Yaratıcının her yönüyle birbirinden farklı özelliklerle donattığı iki cinsten biri olan kadın; ama, fakat, lakin gibi hiçbir mazerete mahal vermeyecek şekilde saygıya değerdir.
Cinsiyetçi yaklaşımlar kimseyi bir yere götürmeyeceği gibi işi içinden çıkılmaz hale de getirir.
Kadın erkek eşitliği ifadesi bence hem eksik hem de yanlıştır.
Kadın ve erkek arasında yapılacak bir değerlendirme eşitlik değil adalet üzerinden yapılabilir.

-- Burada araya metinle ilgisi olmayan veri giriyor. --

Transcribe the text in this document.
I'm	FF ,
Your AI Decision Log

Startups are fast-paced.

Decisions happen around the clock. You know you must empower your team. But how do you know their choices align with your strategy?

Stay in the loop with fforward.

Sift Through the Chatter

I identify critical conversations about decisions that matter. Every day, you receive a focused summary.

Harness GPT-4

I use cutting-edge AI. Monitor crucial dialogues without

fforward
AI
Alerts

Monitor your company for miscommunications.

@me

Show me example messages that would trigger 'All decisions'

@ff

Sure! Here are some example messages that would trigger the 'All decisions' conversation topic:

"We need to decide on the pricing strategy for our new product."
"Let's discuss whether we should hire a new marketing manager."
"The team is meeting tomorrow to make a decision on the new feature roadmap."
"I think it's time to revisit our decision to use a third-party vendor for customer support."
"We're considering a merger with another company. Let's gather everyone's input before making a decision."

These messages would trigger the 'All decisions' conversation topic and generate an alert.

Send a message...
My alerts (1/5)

Kamuda, ailede, eğitimde, iş hayatında ve aklınıza gelebilecek her yerde.
Kadın ve erkek, fiziksel, ruhsal, duygusal yönden birbirinden farklıdır.
Türk toplumunda kadının tarihin ilk dönemlerinden beri önemli bir yeri olmuş, kadınlar her alanda varlığını hissettiren, sözü dinlenen, fikirlerine değer verilen bireyler olmuşlardır.
Cahiliye döneminde kız çocukları diri diri toprağa gömülürken İslam’la birlikte bu uygulama sona erdirilmiş, kadına hak ettiği değer verilmeye başlanmıştır.
Peygamberimiz Hz. Muhammed (S.A.V) ‘Cennet anaların ayakları altındadır’, ‘sizin en hayırlınız hanımlarına karşı en iyi davranandır’ diyerek dinimizde kadına bakışın çerçevesini de çizmiştir.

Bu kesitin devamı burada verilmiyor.